Assise sur un rocher au bord du fleuve, les cheveux pleins de mousses, Fatouma prend un bain. Des sachets plastiques flottent dans l’eau tout près d’elle. D’autres sachets contenant probablement d’autres déchets sont en partie submergés. Derrière elle, à 5 mètres, se trouve un dépotoir sauvage. Pourtant, Fatouma ne semble pas être gênée par ces ordures ménagères. Au contraire, tant que l’eau est ‘’propre’’, déclare-t-elle, elle viendra y faire sa toilette.
Non loin de là, Lassine Sidibé, un cinquantenaire, s’attèle à l’arrosage de son champ de gombo. Depuis 20 ans, il cultive son potager, chaque été. Mais cela fait quelques années qu’une inquiétude le tracasse. Son espace de travail saisonnier se rétrécit chaque année un peu plus. «D’abord, nous avons dû nous battre contre la construction des villas dans le lit du fleuve où nous cultivions jadis. Sans succès. Aujourd’hui, ce sont les déchets de tout genre qui sont déversés ici. Avec la hausse des crues, une partie des déchets sont emportés. Mais la décharge s’agrandit, année après année », indique-t-il.
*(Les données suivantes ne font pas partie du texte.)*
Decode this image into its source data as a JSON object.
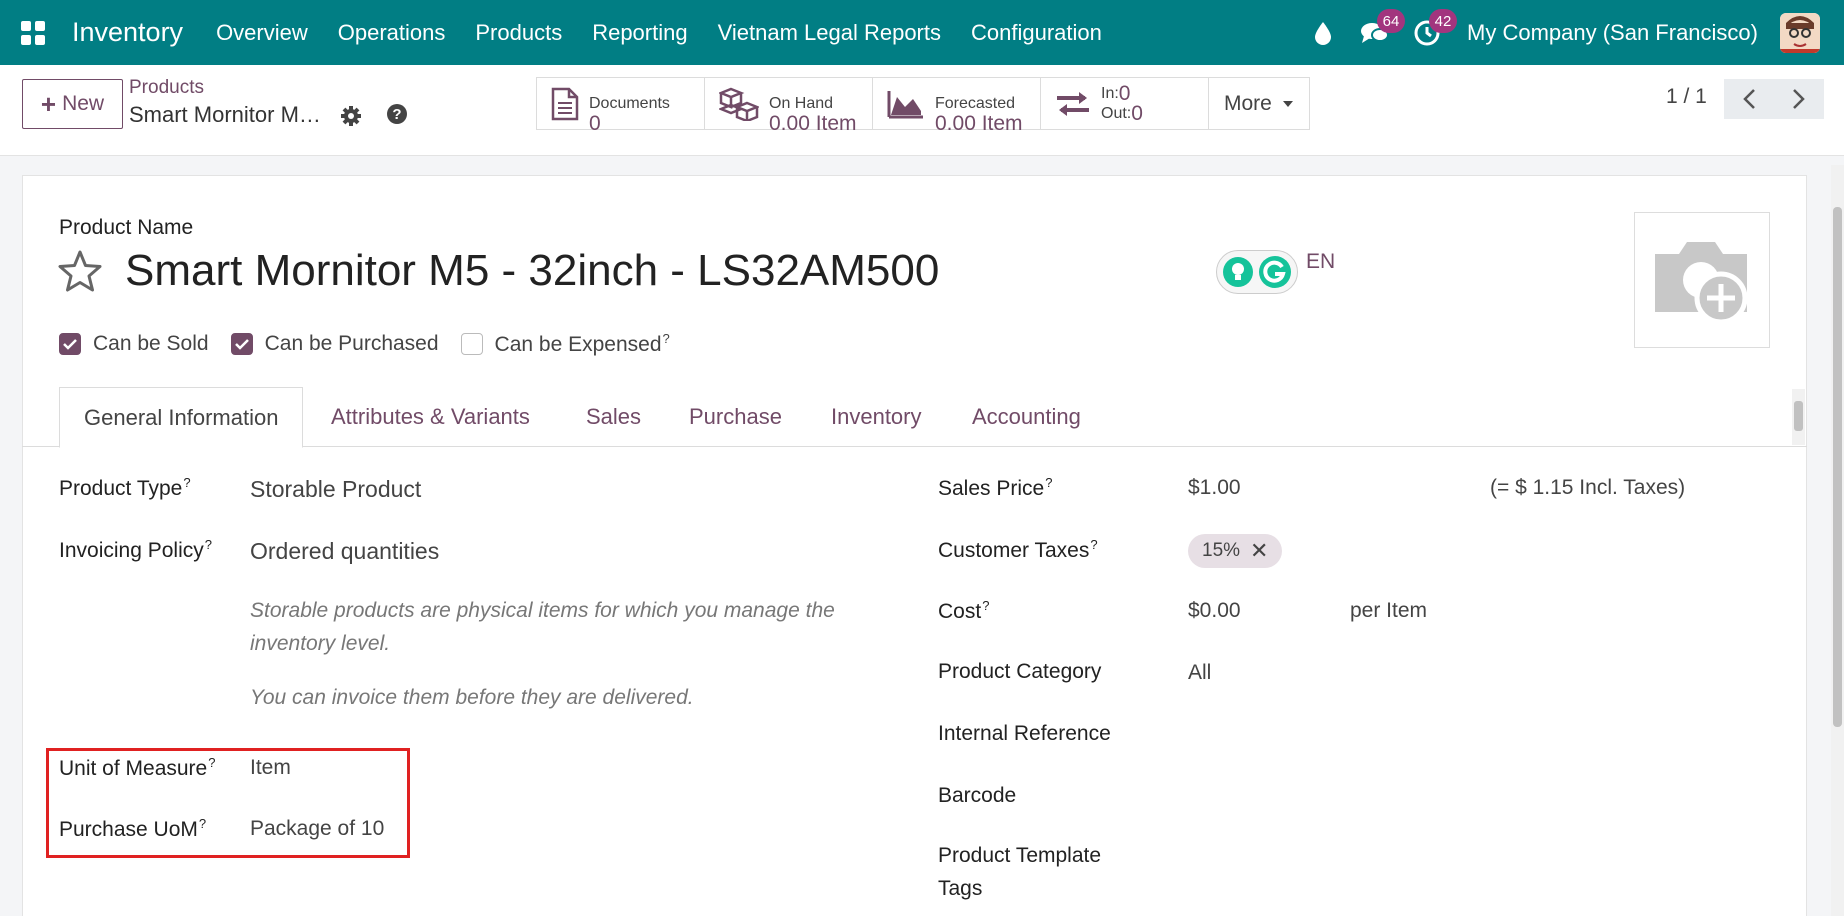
{
  "topnav": {
    "brand": "Inventory",
    "menu": [
      "Overview",
      "Operations",
      "Products",
      "Reporting",
      "Vietnam Legal Reports",
      "Configuration"
    ],
    "messages_count": "64",
    "activities_count": "42",
    "company": "My Company (San Francisco)",
    "bg_color": "#017e84"
  },
  "control": {
    "new_label": "New",
    "breadcrumb_parent": "Products",
    "breadcrumb_current": "Smart Mornitor M5 - 32inch - LS32AM500",
    "smart_buttons": [
      {
        "label": "Documents",
        "value": "0"
      },
      {
        "label": "On Hand",
        "value": "0.00 Item"
      },
      {
        "label": "Forecasted",
        "value": "0.00 Item"
      },
      {
        "label_in": "In:",
        "value_in": "0",
        "label_out": "Out:",
        "value_out": "0"
      }
    ],
    "more_label": "More",
    "pager": "1 / 1"
  },
  "form": {
    "name_label": "Product Name",
    "product_name": "Smart Mornitor M5 - 32inch - LS32AM500",
    "lang": "EN",
    "checkboxes": [
      {
        "label": "Can be Sold",
        "checked": true
      },
      {
        "label": "Can be Purchased",
        "checked": true
      },
      {
        "label": "Can be Expensed",
        "checked": false
      }
    ],
    "tabs": [
      "General Information",
      "Attributes & Variants",
      "Sales",
      "Purchase",
      "Inventory",
      "Accounting"
    ],
    "left": {
      "product_type_label": "Product Type",
      "product_type": "Storable Product",
      "invoicing_policy_label": "Invoicing Policy",
      "invoicing_policy": "Ordered quantities",
      "help_1": "Storable products are physical items for which you manage the inventory level.",
      "help_2": "You can invoice them before they are delivered.",
      "uom_label": "Unit of Measure",
      "uom": "Item",
      "purchase_uom_label": "Purchase UoM",
      "purchase_uom": "Package of 10"
    },
    "right": {
      "sales_price_label": "Sales Price",
      "sales_price": "$1.00",
      "incl_taxes": "(= $ 1.15 Incl. Taxes)",
      "customer_taxes_label": "Customer Taxes",
      "customer_tax_tag": "15%",
      "cost_label": "Cost",
      "cost": "$0.00",
      "cost_unit": "per Item",
      "category_label": "Product Category",
      "category": "All",
      "internal_ref_label": "Internal Reference",
      "barcode_label": "Barcode",
      "tags_label_1": "Product Template",
      "tags_label_2": "Tags"
    }
  },
  "colors": {
    "accent": "#714b67",
    "highlight": "#e02121"
  }
}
« Pour dégager notre responsabilité, nous avons alerté les autorités communautaires, l’année dernière », poursuit notre interlocuteur. « Les agents de la Mairie de la Commune V sont venus planter cette plaque d’interdiction de déposer les ordures que vous voyez là-bas», ajoute Lassine, en montrant du doigt un panneau situé avant la décharge. Problème: sur la plaque désignée par Lassine, il est écrit : « Espace Communautaire de Torokorobougou, à ne pas toucher ». Installé sur les racines d’un arbre solitaire, dont une grande partie est exposée, grâce à l’érosion du sol, Amidou Doumbia se joint à la conversation. « Cette décharge augmente de volume chaque jour, mais vous ne verrez personne y déverser ses déchets. Ça se passe la nuit. Les gens viennent y déposer les ordures avant le lever du jour », explique-t-il.
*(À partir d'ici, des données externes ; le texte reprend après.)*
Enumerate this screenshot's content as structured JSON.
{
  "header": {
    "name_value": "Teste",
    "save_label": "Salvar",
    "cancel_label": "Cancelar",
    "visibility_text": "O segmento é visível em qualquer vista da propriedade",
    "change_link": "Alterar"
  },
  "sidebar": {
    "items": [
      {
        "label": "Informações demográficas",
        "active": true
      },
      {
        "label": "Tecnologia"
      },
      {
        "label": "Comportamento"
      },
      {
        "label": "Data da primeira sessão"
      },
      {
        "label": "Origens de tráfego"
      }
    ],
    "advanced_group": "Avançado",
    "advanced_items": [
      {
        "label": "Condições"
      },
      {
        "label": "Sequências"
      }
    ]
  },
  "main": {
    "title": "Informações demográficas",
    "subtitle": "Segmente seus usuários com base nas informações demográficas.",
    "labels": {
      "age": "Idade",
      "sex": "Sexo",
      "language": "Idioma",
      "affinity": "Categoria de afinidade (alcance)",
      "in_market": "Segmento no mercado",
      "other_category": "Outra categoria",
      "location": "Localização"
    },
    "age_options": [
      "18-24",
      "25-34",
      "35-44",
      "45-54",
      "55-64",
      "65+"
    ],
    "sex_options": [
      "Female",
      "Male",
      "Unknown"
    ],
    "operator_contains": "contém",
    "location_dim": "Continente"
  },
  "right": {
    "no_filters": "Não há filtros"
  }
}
Les travaux de dragage bloqués
Prévus, d’abord pour le mois de février, ensuite pour le mois d’avril, les travaux de réhabilitations du fleuve Niger n’ont, toujours pas démarré à ce jour. D’un coût global estimé à 155 milliards FCFA, le financement du projet est disponible. L’entreprise néerlandaise BIG Machinery, choisie pour ses équipements de dernière génération et son expertise unique dans ce domaine, est prête pour exécuter ce projet. Problème: un conflit de compétence entre le ministre de l’Environnement, Ousmane Koné et son homologue des Investissements Konimba Sidibé bloque le début des travaux.
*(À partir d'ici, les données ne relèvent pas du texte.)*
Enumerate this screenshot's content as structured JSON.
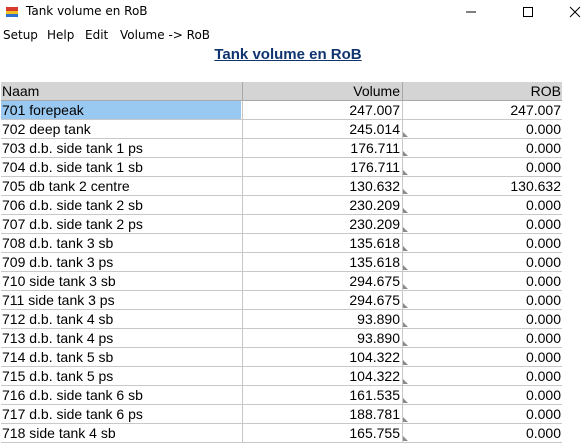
{
  "window": {
    "title": "Tank volume en RoB",
    "icon": "tank-app-icon",
    "controls": [
      "minimize-icon",
      "maximize-icon",
      "close-icon"
    ]
  },
  "menu": {
    "items": [
      "Setup",
      "Help",
      "Edit",
      "Volume -> RoB"
    ]
  },
  "heading": "Tank volume en RoB",
  "table": {
    "columns": [
      "Naam",
      "Volume",
      "ROB"
    ],
    "rows": [
      {
        "name": "701 forepeak",
        "volume": "247.007",
        "rob": "247.007"
      },
      {
        "name": "702 deep tank",
        "volume": "245.014",
        "rob": "0.000"
      },
      {
        "name": "703 d.b. side tank 1 ps",
        "volume": "176.711",
        "rob": "0.000"
      },
      {
        "name": "704 d.b. side tank 1 sb",
        "volume": "176.711",
        "rob": "0.000"
      },
      {
        "name": "705 db tank 2 centre",
        "volume": "130.632",
        "rob": "130.632"
      },
      {
        "name": "706 d.b. side tank 2 sb",
        "volume": "230.209",
        "rob": "0.000"
      },
      {
        "name": "707 d.b. side tank 2 ps",
        "volume": "230.209",
        "rob": "0.000"
      },
      {
        "name": "708 d.b. tank 3 sb",
        "volume": "135.618",
        "rob": "0.000"
      },
      {
        "name": "709 d.b. tank 3 ps",
        "volume": "135.618",
        "rob": "0.000"
      },
      {
        "name": "710 side tank 3 sb",
        "volume": "294.675",
        "rob": "0.000"
      },
      {
        "name": "711 side tank 3 ps",
        "volume": "294.675",
        "rob": "0.000"
      },
      {
        "name": "712 d.b. tank 4 sb",
        "volume": "93.890",
        "rob": "0.000"
      },
      {
        "name": "713 d.b. tank 4 ps",
        "volume": "93.890",
        "rob": "0.000"
      },
      {
        "name": "714 d.b. tank 5 sb",
        "volume": "104.322",
        "rob": "0.000"
      },
      {
        "name": "715 d.b. tank 5 ps",
        "volume": "104.322",
        "rob": "0.000"
      },
      {
        "name": "716 d.b. side tank 6 sb",
        "volume": "161.535",
        "rob": "0.000"
      },
      {
        "name": "717 d.b. side tank 6 ps",
        "volume": "188.781",
        "rob": "0.000"
      },
      {
        "name": "718 side tank 4 sb",
        "volume": "165.755",
        "rob": "0.000"
      }
    ],
    "selected_row": "701 forepeak"
  },
  "colors": {
    "selection": "#99c8f0",
    "header_bg": "#d4d4d4",
    "heading": "#0f3470",
    "grid": "#c8c8c8"
  }
}
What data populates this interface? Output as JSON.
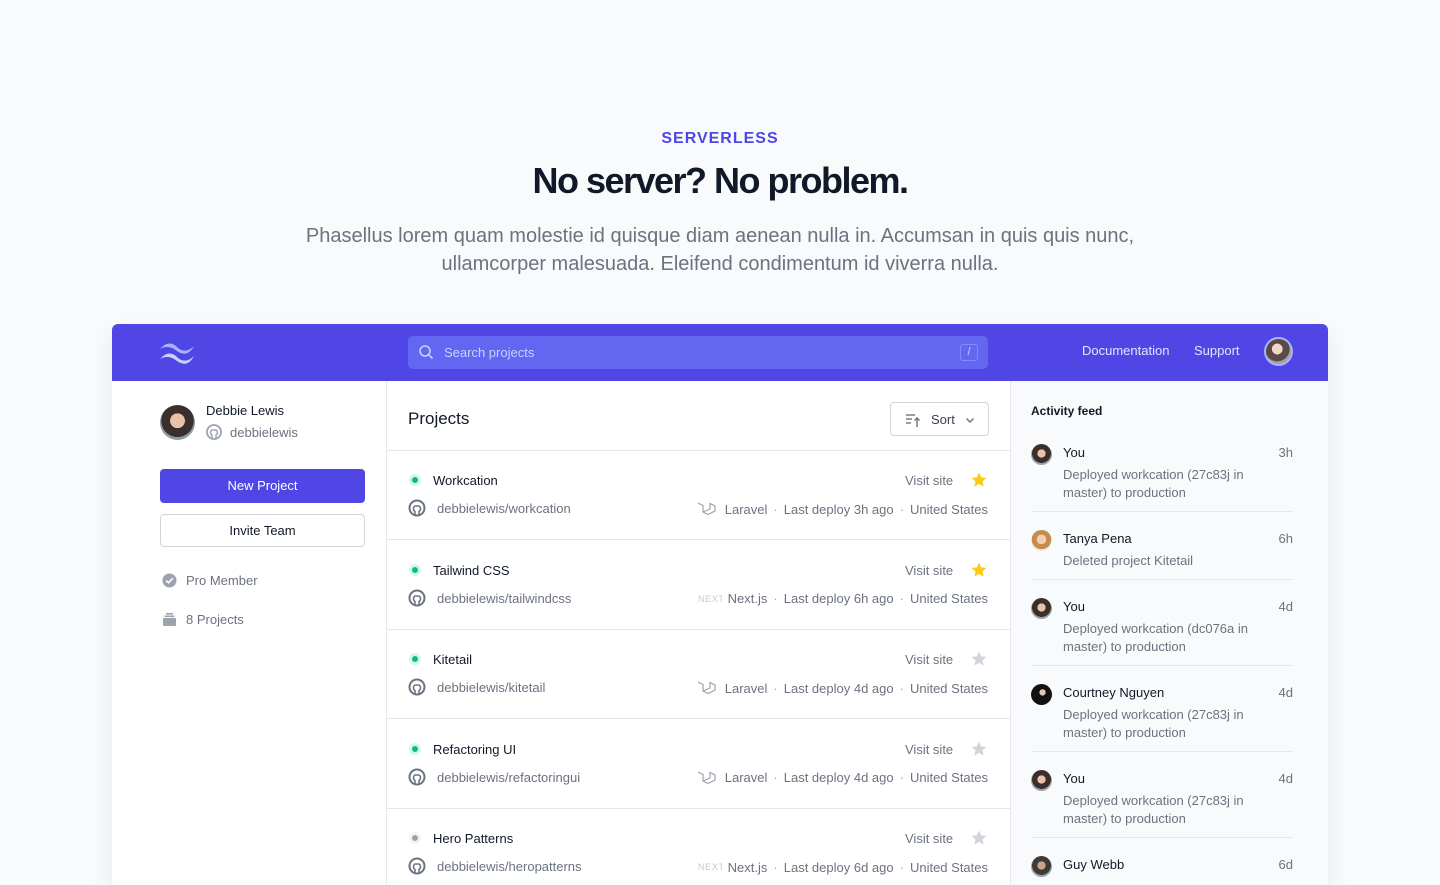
{
  "hero": {
    "eyebrow": "SERVERLESS",
    "headline": "No server? No problem.",
    "subtitle": "Phasellus lorem quam molestie id quisque diam aenean nulla in. Accumsan in quis quis nunc, ullamcorper malesuada. Eleifend condimentum id viverra nulla."
  },
  "topbar": {
    "search_placeholder": "Search projects",
    "search_shortcut": "/",
    "nav": [
      "Documentation",
      "Support"
    ],
    "colors": {
      "bar": "#4f46e5",
      "search": "#6366f1"
    }
  },
  "profile": {
    "name": "Debbie Lewis",
    "handle": "debbielewis",
    "new_project_label": "New Project",
    "invite_team_label": "Invite Team",
    "badge_label": "Pro Member",
    "projects_count_label": "8 Projects"
  },
  "projects": {
    "title": "Projects",
    "sort_label": "Sort",
    "visit_label": "Visit site",
    "items": [
      {
        "name": "Workcation",
        "repo": "debbielewis/workcation",
        "framework": "Laravel",
        "framework_icon": "laravel-icon",
        "deploy": "Last deploy 3h ago",
        "region": "United States",
        "starred": true,
        "status": "active"
      },
      {
        "name": "Tailwind CSS",
        "repo": "debbielewis/tailwindcss",
        "framework": "Next.js",
        "framework_icon": "nextjs-icon",
        "deploy": "Last deploy 6h ago",
        "region": "United States",
        "starred": true,
        "status": "active"
      },
      {
        "name": "Kitetail",
        "repo": "debbielewis/kitetail",
        "framework": "Laravel",
        "framework_icon": "laravel-icon",
        "deploy": "Last deploy 4d ago",
        "region": "United States",
        "starred": false,
        "status": "active"
      },
      {
        "name": "Refactoring UI",
        "repo": "debbielewis/refactoringui",
        "framework": "Laravel",
        "framework_icon": "laravel-icon",
        "deploy": "Last deploy 4d ago",
        "region": "United States",
        "starred": false,
        "status": "active"
      },
      {
        "name": "Hero Patterns",
        "repo": "debbielewis/heropatterns",
        "framework": "Next.js",
        "framework_icon": "nextjs-icon",
        "deploy": "Last deploy 6d ago",
        "region": "United States",
        "starred": false,
        "status": "inactive"
      }
    ]
  },
  "activity": {
    "title": "Activity feed",
    "items": [
      {
        "name": "You",
        "time": "3h",
        "text": "Deployed workcation (27c83j in master) to production"
      },
      {
        "name": "Tanya Pena",
        "time": "6h",
        "text": "Deleted project Kitetail"
      },
      {
        "name": "You",
        "time": "4d",
        "text": "Deployed workcation (dc076a in master) to production"
      },
      {
        "name": "Courtney Nguyen",
        "time": "4d",
        "text": "Deployed workcation (27c83j in master) to production"
      },
      {
        "name": "You",
        "time": "4d",
        "text": "Deployed workcation (27c83j in master) to production"
      },
      {
        "name": "Guy Webb",
        "time": "6d",
        "text": ""
      }
    ]
  }
}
La 17e édition de la Quinzaine de l’environnement bat son plein à Kayes. Au programme cette année, une communication sur le « changement des comportements ». Il ne reste plus qu’à espérer que cela soit favorable au fleuve Niger qui vit une catastrophe écologique. D’autre part, que nos deux ministres pensent aux millions de pêcheurs, de cultivateurs, de maraichers, d’éleveurs qui dépendent de ce fleuve.